Dr Maryam Mirzakhani

Born: 12 May 1977, Iran
Died: 14 July 2017
Country most active: United States
Also known as: Persian: مریم میرزاخانی

Dr Maryam Mirzakhani was an Iranian mathematician and Stanford University professor of mathematics. Her research areas included Teichmüller theory, hyperbolic geometry, ergodic theory, and symplectic geometry. In 2005, as a result of her research, she was acknowledged in Popular Science’s fourth annual “Brilliant 10” as one of the top 10 young minds who have pushed their fields in innovative directions.
On 13 August 2014, Mirzakhani received the Fields Medal, the most prestigious award in mathematics, for her work in “the dynamics and geometry of Riemann surfaces and their moduli spaces”. She was the first, and to date, the only woman and the first Iranian to be honored with the award.
In high school, she won the gold medal for mathematics in the Iranian National Olympiad and in 1994, became the first Iranian female to win a gold medal at the International Mathematical Olympiad in Hong Kong, scoring 41 out of 42 points. The next year, in Toronto, she became the first Iranian to earn a perfect score and to win two gold medals in the International Mathematical Olympiad. She later collaborated with friend, colleague, and Olympiad silver medalist, Roya Beheshti Zavareh on their 1999 book Elementary Number Theory, Challenging Problems. They were the first women to compete in the Iranian National Mathematical Olympiad and won gold and silver medals respectively in 1995. They were also both survivors of a 1998 bus crash that killed seven other Olympiad competitors.
After earning her Bachelor of Science in mathematics from the Sharif University of Technology, she completed her PhD in 2004 at Harvard University. Mirzakhani was a 2004 research fellow of the Clay Mathematics Institute and a professor at Princeton University, moving to a professorship at Stanford University in 2009.
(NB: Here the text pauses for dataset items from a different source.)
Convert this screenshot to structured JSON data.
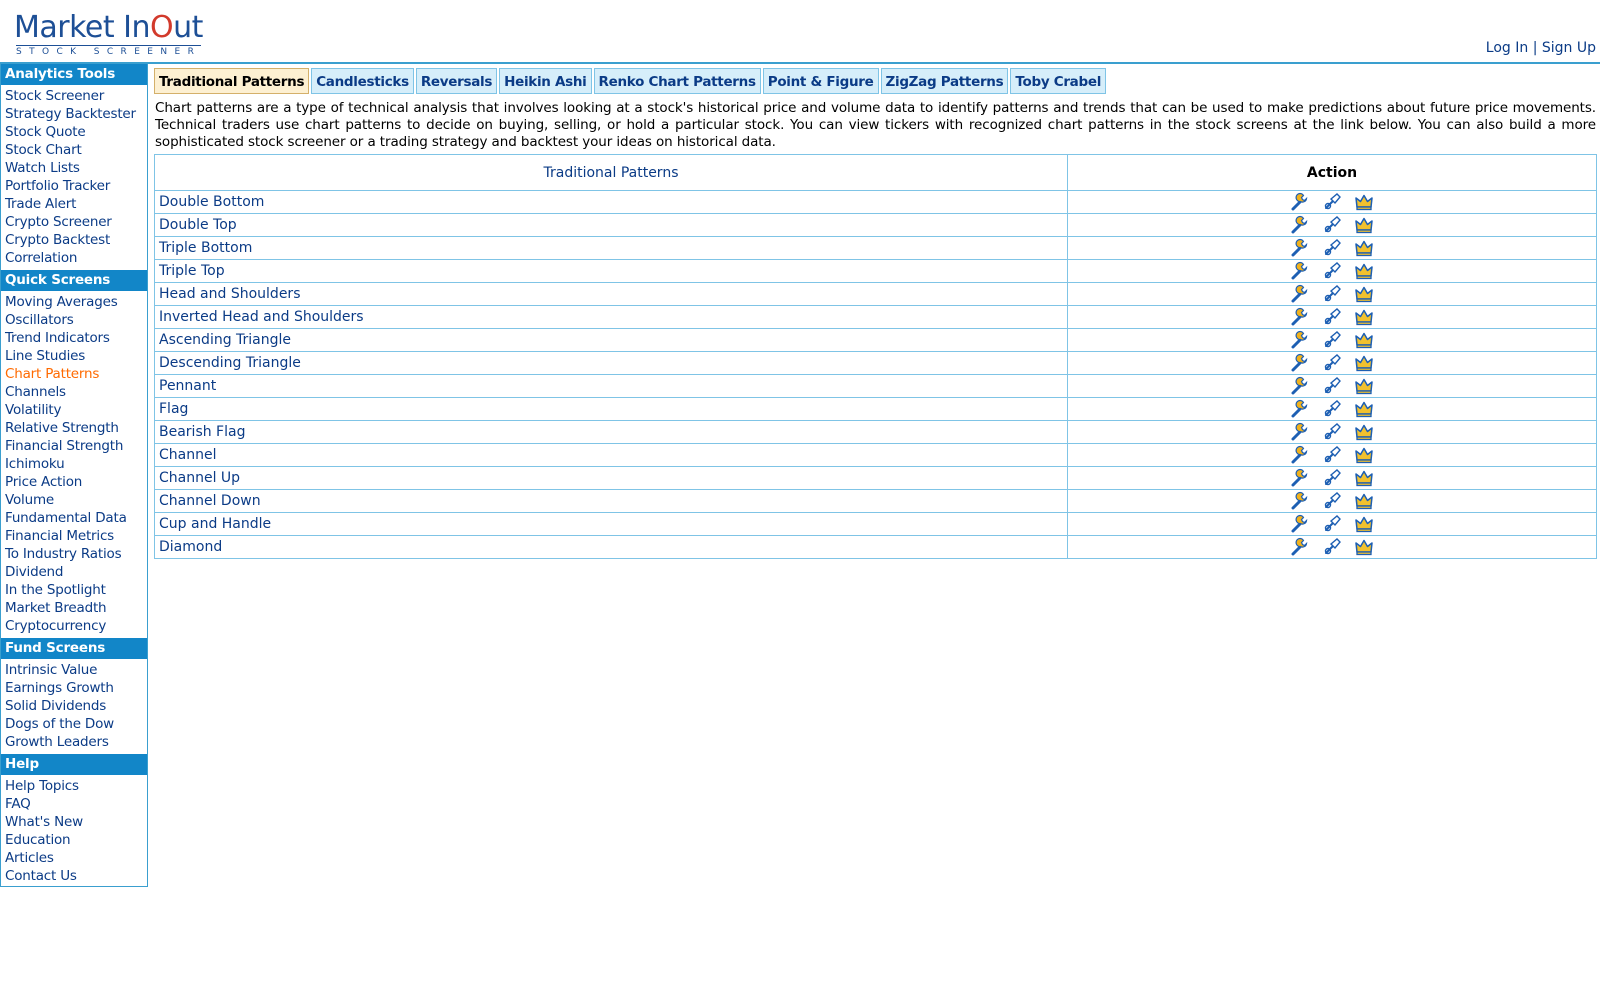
{
  "logo": {
    "brand_part1": "Market In",
    "brand_o": "O",
    "brand_part2": "ut",
    "tagline": "STOCK SCREENER"
  },
  "header": {
    "login": "Log In",
    "separator": "|",
    "signup": "Sign Up"
  },
  "sidebar": {
    "sections": [
      {
        "title": "Analytics Tools",
        "items": [
          "Stock Screener",
          "Strategy Backtester",
          "Stock Quote",
          "Stock Chart",
          "Watch Lists",
          "Portfolio Tracker",
          "Trade Alert",
          "Crypto Screener",
          "Crypto Backtest",
          "Correlation"
        ]
      },
      {
        "title": "Quick Screens",
        "items": [
          "Moving Averages",
          "Oscillators",
          "Trend Indicators",
          "Line Studies",
          "Chart Patterns",
          "Channels",
          "Volatility",
          "Relative Strength",
          "Financial Strength",
          "Ichimoku",
          "Price Action",
          "Volume",
          "Fundamental Data",
          "Financial Metrics",
          "To Industry Ratios",
          "Dividend",
          "In the Spotlight",
          "Market Breadth",
          "Cryptocurrency"
        ]
      },
      {
        "title": "Fund Screens",
        "items": [
          "Intrinsic Value",
          "Earnings Growth",
          "Solid Dividends",
          "Dogs of the Dow",
          "Growth Leaders"
        ]
      },
      {
        "title": "Help",
        "items": [
          "Help Topics",
          "FAQ",
          "What's New",
          "Education",
          "Articles",
          "Contact Us"
        ]
      }
    ],
    "active_item": "Chart Patterns"
  },
  "tabs": [
    "Traditional Patterns",
    "Candlesticks",
    "Reversals",
    "Heikin Ashi",
    "Renko Chart Patterns",
    "Point & Figure",
    "ZigZag Patterns",
    "Toby Crabel"
  ],
  "active_tab": "Traditional Patterns",
  "description": "Chart patterns are a type of technical analysis that involves looking at a stock's historical price and volume data to identify patterns and trends that can be used to make predictions about future price movements. Technical traders use chart patterns to decide on buying, selling, or hold a particular stock. You can view tickers with recognized chart patterns in the stock screens at the link below. You can also build a more sophisticated stock screener or a trading strategy and backtest your ideas on historical data.",
  "table": {
    "col_pattern": "Traditional Patterns",
    "col_action": "Action",
    "rows": [
      "Double Bottom",
      "Double Top",
      "Triple Bottom",
      "Triple Top",
      "Head and Shoulders",
      "Inverted Head and Shoulders",
      "Ascending Triangle",
      "Descending Triangle",
      "Pennant",
      "Flag",
      "Bearish Flag",
      "Channel",
      "Channel Up",
      "Channel Down",
      "Cup and Handle",
      "Diamond"
    ],
    "action_icons": [
      "wrench-icon",
      "pointer-icon",
      "crown-icon"
    ]
  },
  "colors": {
    "accent": "#1286c8",
    "link": "#0b3b86",
    "active": "#ff6a00",
    "border": "#7fc4e6",
    "tab_bg": "#d6eefa",
    "tab_active_bg": "#fdf0d2"
  }
}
As a result of advocacy by the Women’s Committee of the Iranian Mathematical Society, the International Council for Science declared her birthday, 12 May, as International Women in Mathematics Day. In 2016, Maryam Mirzakhani was the first Iranian woman to be officially accepted as a member of the US’s National Academy of Sciences. In February 2020, on the International Day of Women and Girls in STEM, Mirzakhani was honoured by UN Women as one of seven female scientists who have shaped the world. A documentary film, Secrets of the Surface: The Mathematical Vision of Maryam Mirzakhani, was released that same year.